As part of that analysis the OECD investigates the impact of R&D on economic growth. Specifically, they disaggregate R&D into a private and public component.
As expected there is a positive and statistically significant relationship between overall R&D and economic growth, and also between private R&D and economic growth.
In contrast to the usual assumption... there is a statistically significant negative relationship between public R&D and economic growth.
Posted by: Jim Rose | June 16, 2014 at 09:31 AM
At least he's over trying to reduce the actions of free agents in a complex system to a co-variance matrix...
Posted by: Glenn | June 17, 2014 at 07:26 AM
All sorts of positive externalities are attributed to government funding of all sorts of research and knowledge production schemes. Most of the time there little hard evidence that, at the margin, there is anything significant there. In any event, one thing is certain: No one has shown that government subsidy of economic research has produced social benefits even remotely proportional to its costs.
Posted by: Mario Rizzo | June 20, 2014 at 05:30 PM
Stiglitz argues that governments can sometimes do a better job than private actors at identifying and supporting good ideas (those with positive externalities). What seems to be missing from this discussion is the far more compelling evidence of the contrary effect. An equally powerful aspect of free markets is their almost magical ability to stop investing in lousy ideas.

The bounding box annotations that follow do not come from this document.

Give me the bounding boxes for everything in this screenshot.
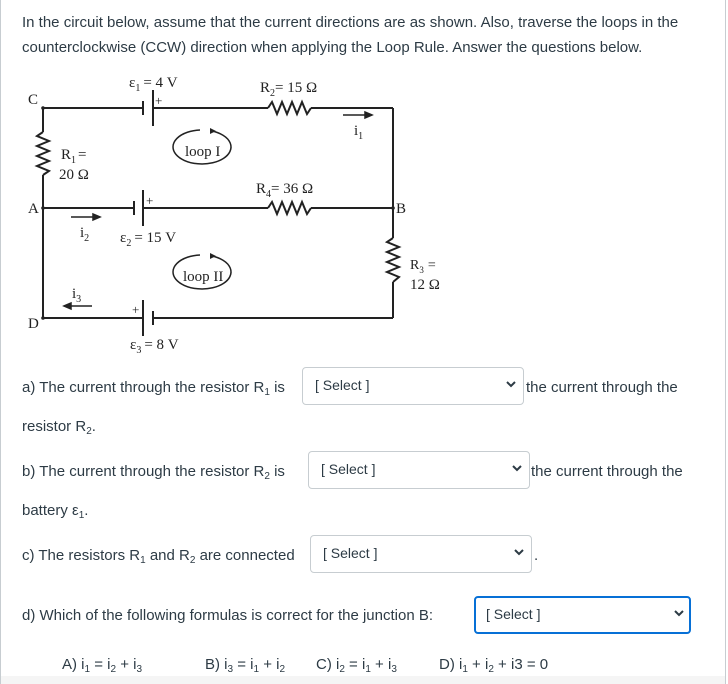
node-d-label: D (28, 316, 39, 332)
node-a-label: A (28, 201, 39, 217)
emf2-plus: + (146, 193, 153, 208)
arrow-i1-head (364, 110, 374, 120)
r3-label: R3 = (410, 258, 436, 275)
question-a-line2: resistor R2. (22, 418, 96, 437)
r1-value: 20 Ω (59, 167, 89, 183)
option-d: D) i1 + i2 + i3 = 0 (439, 656, 549, 675)
question-a-post: the current through the (526, 379, 678, 396)
node-b-label: B (396, 201, 406, 217)
emf1-plus: + (155, 93, 162, 108)
question-c-select[interactable]: [ Select ] (310, 535, 532, 573)
option-a: A) i1 = i2 + i3 (62, 656, 143, 675)
question-a-text: a) The current through the resistor R1 i… (22, 379, 285, 398)
r1-label: R1 = (61, 147, 86, 166)
resistor-r4 (267, 199, 312, 217)
resistor-r2 (267, 99, 312, 117)
r4-label: R4= 36 Ω (256, 181, 313, 200)
question-c-post: . (534, 547, 539, 564)
question-a-select[interactable]: [ Select ] (302, 367, 524, 405)
question-a-select-value: [ Select ] (315, 377, 370, 393)
node-a-dot (41, 206, 45, 210)
loop2-label: loop II (183, 269, 223, 285)
chevron-down-icon (512, 465, 522, 472)
circuit-diagram: C A D B ε1 = 4 V + ε2 = 15 V + ε3 = 8 V + R… (28, 75, 440, 356)
chevron-down-icon (506, 381, 516, 388)
r2-label: R2= 15 Ω (260, 80, 317, 99)
question-c-select-value: [ Select ] (323, 545, 378, 561)
question-b-line2: battery ε1. (22, 502, 89, 521)
bottom-strip (1, 676, 725, 684)
chevron-down-icon (514, 549, 524, 556)
resistor-r1 (34, 131, 52, 176)
node-c-label: C (28, 92, 38, 108)
option-c: C) i2 = i1 + i3 (316, 656, 397, 675)
i1-label: i1 (354, 123, 363, 142)
question-b-select-value: [ Select ] (321, 461, 376, 477)
node-d-dot (41, 316, 45, 320)
loop1-arrowhead-icon (210, 128, 216, 134)
emf3-plus: + (132, 302, 139, 317)
question-d-text: d) Which of the following formulas is co… (22, 607, 434, 624)
option-b: B) i3 = i1 + i2 (205, 656, 286, 675)
intro-text: In the circuit below, assume that the cu… (22, 14, 679, 56)
arrow-i3-head (62, 301, 72, 311)
emf2-label: ε2 = 15 V (120, 230, 176, 249)
question-d-select-value: [ Select ] (486, 606, 541, 622)
resistor-r3 (384, 237, 402, 283)
emf3-label: ε3 = 8 V (130, 337, 179, 356)
arrow-i2-head (92, 212, 102, 222)
question-b-text: b) The current through the resistor R2 i… (22, 463, 285, 482)
loop1-label: loop I (185, 144, 220, 160)
i3-label: i3 (72, 286, 81, 305)
chevron-down-icon (674, 610, 684, 617)
node-c-dot (41, 106, 45, 110)
r3-value: 12 Ω (410, 277, 440, 293)
loop2-arrowhead-icon (210, 253, 216, 259)
i2-label: i2 (80, 225, 89, 244)
question-c-text: c) The resistors R1 and R2 are connected (22, 547, 295, 566)
question-d-select[interactable]: [ Select ] (474, 596, 691, 634)
question-b-select[interactable]: [ Select ] (308, 451, 530, 489)
question-b-post: the current through the (531, 463, 683, 480)
node-b-dot (391, 206, 395, 210)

Is there any doubt from the historical record that the free market is far more effective in removing support for failing ideas?
Customers stop buying what no longer works for them and the business is forced to change for the better or wither.
Governments frequently increase their investments in failure, perpetuating costs and negative externalities far into the future.
Posted by: Rick Clay | June 21, 2014 at 10:33 AM
Terence Kealey devastated the Stiglitz thesis in a massive, historically informed book on the economics of scientific research, summarized here
http://www.the-rathouse.com/2010/Kealey-EconomicsofScience.html
On the agricultural revolution in England he showed that innovations such as crop rotation and systematic improvement of crops and pastures were driven by gentleman farmers such as “Turnip” Townsend and associations such as the Lunar Society which consisted of a mix of scientists, engineers and industrialists. By 1850 agricultural productivity in Britain was increasing by 0.5% per annum, unprecedented in history. Laissez faire ruled (almost) and there was no state involvement in research or industry policy.
He described the way science Czars used the wars of the 20th century to advance Big Science on the back of Big Government. One of the results is the scandal of climate science, driven by the politics of the IPCC and massive government funding of research.